25 Dec YOUR QUESTIONS ANSWERED: WHAT BEST DESCRIBES INNOVATION?
Innovation is best described as the process of introducing new ideas, devices, methods or processes that create value in the real world. The concept solves problems, improves efficiency, enhances experiences or adds beauty and meaning. It is not innovation unless the novel solutions actually get implemented for tangible results that matter.
At the highest level, innovation is about identifying unmet human needs and creating new solutions for them. In a business context, those human needs show up as customer pain points or desires not adequately addressed by current options. The practice is focused on developing new offerings that eliminate frustrations while delighting people because their lives are genuinely improved in some way.
Great innovators have deep empathy for customer problems and imagination to conceive solutions not currently present. They have perseverance to turn initial ideas into prototypes, then viable products or services that successfully make it to market and get adopted. Innovation is not flash-in-the-pan ideas but rather creative problem solving combined with excellent execution from start to finish.
The best innovations provide unexpected yet delightful solutions that create completely new product categories or ways of doing things. Post-it notes, mobile phones, online shopping with one-click checkout and ride sharing services are good examples.
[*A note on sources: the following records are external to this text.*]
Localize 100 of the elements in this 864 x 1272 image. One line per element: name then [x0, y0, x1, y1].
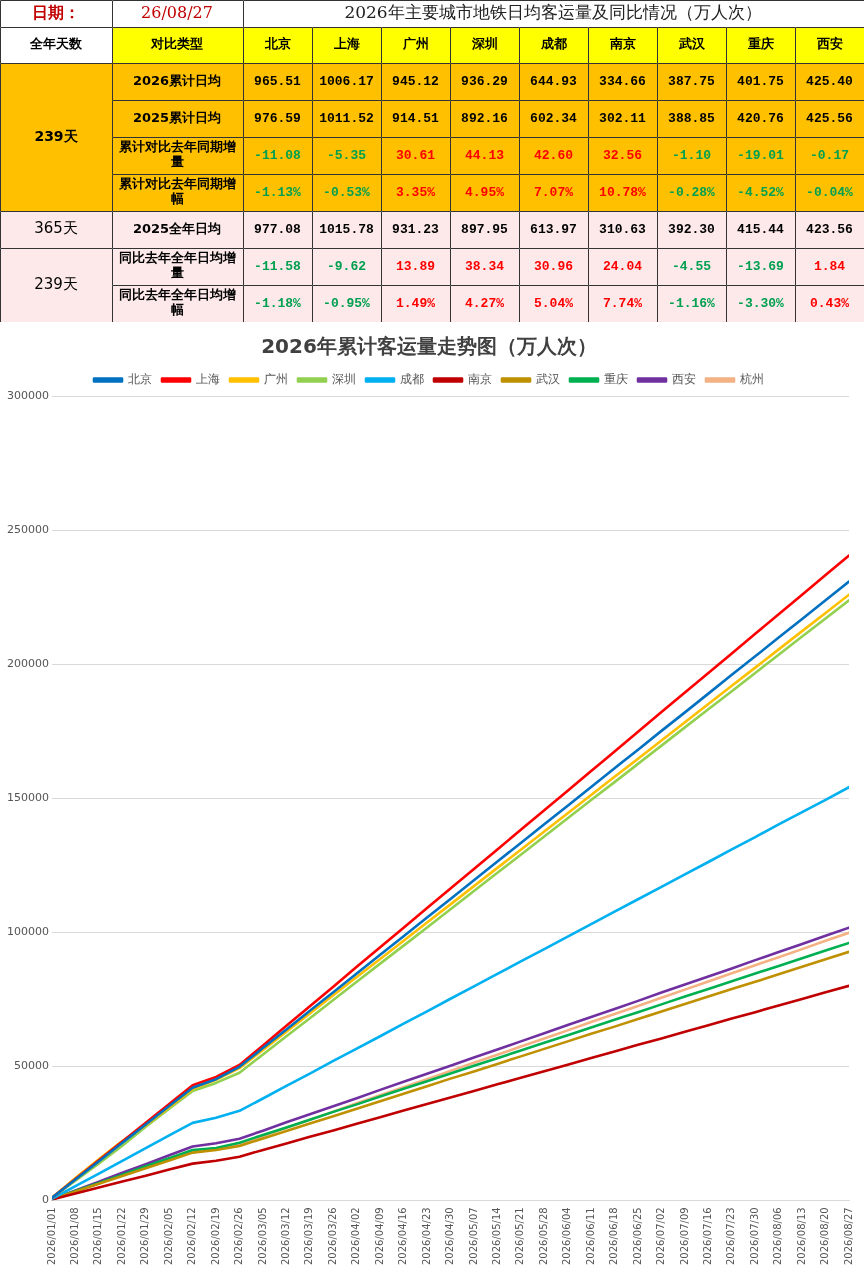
data-label: 392.30	[668, 221, 716, 237]
x-tick-label: 2026/04/02	[350, 1207, 362, 1265]
data-label: 4.95%	[464, 184, 505, 200]
x-tick-label: 2026/08/20	[819, 1207, 831, 1265]
x-tick-label: 2026/07/30	[748, 1207, 760, 1265]
data-label: 32.56	[602, 147, 643, 163]
x-tick-label: 2026/06/04	[561, 1207, 573, 1265]
data-label: 423.56	[806, 221, 854, 237]
x-tick-label: 2026/06/25	[631, 1207, 643, 1265]
data-label: 945.12	[392, 73, 440, 89]
x-tick-label: 广州	[401, 36, 429, 52]
y-tick-label: 100000	[6, 925, 49, 939]
data-label: 977.08	[254, 221, 302, 237]
data-label: 931.23	[392, 221, 440, 237]
data-label: -1.16%	[668, 295, 716, 311]
data-label: 5.04%	[533, 295, 574, 311]
data-label: 897.95	[461, 221, 509, 237]
x-tick-label: 南京	[608, 36, 636, 52]
data-label: 613.97	[530, 221, 577, 237]
data-label: -11.08	[254, 147, 302, 163]
data-label: 0.43%	[809, 295, 850, 311]
x-tick-label: 2026/08/27	[842, 1207, 854, 1265]
x-tick-label: 2026/01/29	[139, 1207, 151, 1265]
data-label: -5.35	[326, 147, 367, 163]
y-tick-label: 累计对比去年同期增幅	[117, 176, 236, 207]
x-tick-label: 2026/08/13	[795, 1207, 807, 1265]
data-label: 3.35%	[395, 184, 436, 200]
data-label: 30.96	[533, 258, 574, 274]
y-tick-label: 2026累计日均	[132, 72, 222, 88]
data-label: 7.07%	[533, 184, 574, 200]
data-label: 334.66	[599, 73, 647, 89]
x-tick-label: 2026/02/19	[209, 1207, 221, 1265]
x-tick-label: 2026/04/16	[397, 1207, 409, 1265]
data-label: 1.49%	[395, 295, 436, 311]
y-tick-label: 200000	[6, 656, 49, 670]
x-tick-label: 北京	[263, 36, 291, 52]
data-label: 24.04	[602, 258, 643, 274]
x-tick-label: 2026/04/09	[373, 1207, 385, 1265]
data-label: 644.93	[530, 73, 578, 89]
data-label: 401.75	[737, 73, 785, 89]
x-tick-label: 成都	[539, 36, 567, 52]
y-tick-label: 250000	[6, 522, 49, 536]
x-tick-label: 2026/05/14	[490, 1207, 502, 1265]
x-tick-label: 2026/02/12	[186, 1207, 198, 1265]
x-tick-label: 2026/06/11	[584, 1207, 596, 1265]
y-tick-label: 同比去年全年日均增幅	[118, 287, 236, 318]
data-label: 892.16	[461, 110, 509, 126]
x-tick-label: 武汉	[677, 36, 706, 52]
data-label: -4.55	[671, 258, 712, 274]
x-tick-label: 2026/07/16	[701, 1207, 713, 1265]
y-tick-label: 0	[41, 1193, 49, 1207]
text: 239天	[34, 274, 78, 293]
data-label: 602.34	[530, 110, 578, 126]
x-tick-label: 2026/07/09	[678, 1207, 690, 1265]
data-label: -9.62	[326, 258, 367, 274]
x-tick-label: 上海	[332, 36, 360, 52]
data-label: 1006.17	[319, 73, 374, 89]
data-label: 310.63	[599, 221, 647, 237]
data-label: 10.78%	[599, 184, 647, 200]
x-tick-label: 2026/04/23	[420, 1207, 432, 1265]
x-tick-label: 2026/07/02	[655, 1207, 667, 1265]
x-tick-label: 2026/02/26	[233, 1207, 245, 1265]
x-tick-label: 2026/01/22	[115, 1207, 127, 1265]
chart-title: 2026年累计客运量走势图（万人次）	[261, 334, 597, 359]
text: 日期：	[32, 3, 80, 23]
data-label: -1.10	[671, 147, 712, 163]
y-tick-label: 2025累计日均	[132, 109, 222, 125]
x-tick-label: 西安	[815, 36, 843, 52]
legend-label: 深圳	[332, 372, 356, 387]
x-tick-label: 2026/03/26	[326, 1207, 338, 1265]
y-tick-label: 150000	[6, 791, 49, 805]
data-label: 976.59	[254, 110, 302, 126]
data-label: -4.52%	[737, 184, 785, 200]
text: 239天	[34, 127, 79, 144]
data-label: 425.40	[806, 73, 854, 89]
legend-label: 西安	[672, 372, 696, 387]
data-label: -0.17	[809, 147, 850, 163]
data-label: 1015.78	[319, 221, 374, 237]
text: 26/08/27	[141, 3, 213, 23]
legend-label: 武汉	[536, 372, 560, 387]
data-label: 936.29	[461, 73, 509, 89]
y-tick-label: 累计对比去年同期增量	[117, 139, 236, 170]
data-label: 302.11	[599, 110, 647, 126]
data-label: -1.13%	[254, 184, 302, 200]
y-tick-label: 300000	[6, 388, 49, 402]
legend-label: 北京	[128, 372, 152, 387]
legend-label: 上海	[196, 372, 220, 387]
x-tick-label: 2026/01/08	[69, 1207, 81, 1265]
data-label: 388.85	[668, 110, 716, 126]
legend-label: 重庆	[604, 372, 628, 387]
x-tick-label: 2026/05/07	[467, 1207, 479, 1265]
x-tick-label: 2026/03/05	[256, 1207, 268, 1265]
x-tick-label: 2026/03/19	[303, 1207, 315, 1265]
data-label: -1.18%	[254, 295, 302, 311]
legend-label: 南京	[468, 372, 492, 387]
x-tick-label: 2026/07/23	[725, 1207, 737, 1265]
y-tick-label: 同比去年全年日均增量	[118, 250, 236, 281]
text: 全年天数	[29, 36, 83, 52]
data-label: -0.53%	[323, 184, 371, 200]
text: 365天	[34, 219, 78, 238]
These breakthroughs redefined what was possible for whole industries and re-shaped consumer behavior with their usefulness and appeal.
While radical innovations completely disrupt accepted beliefs, incremental innovations provide value through gradual, ongoing improvements in line with market evolution. Think more memory and better screens on new smartphone models each year. Both radical and incremental innovations can sustain organizations.
A key test for innovation is whether it makes something truly simpler, faster, more beautiful, longer-lasting or creates net new value some other way for customers. If an innovation does not ultimately crack some code of unmet needs to bring people tangible benefits, it falls short of being that special mix of invention + execution that moves organizations and societies forward.
At its essence then, innovation is all about fresh, pragmatic and valuable problem solving that allows human beings to do things they truly want and need to do but could not do previously. When this happens, innovation fulfills its highest purpose.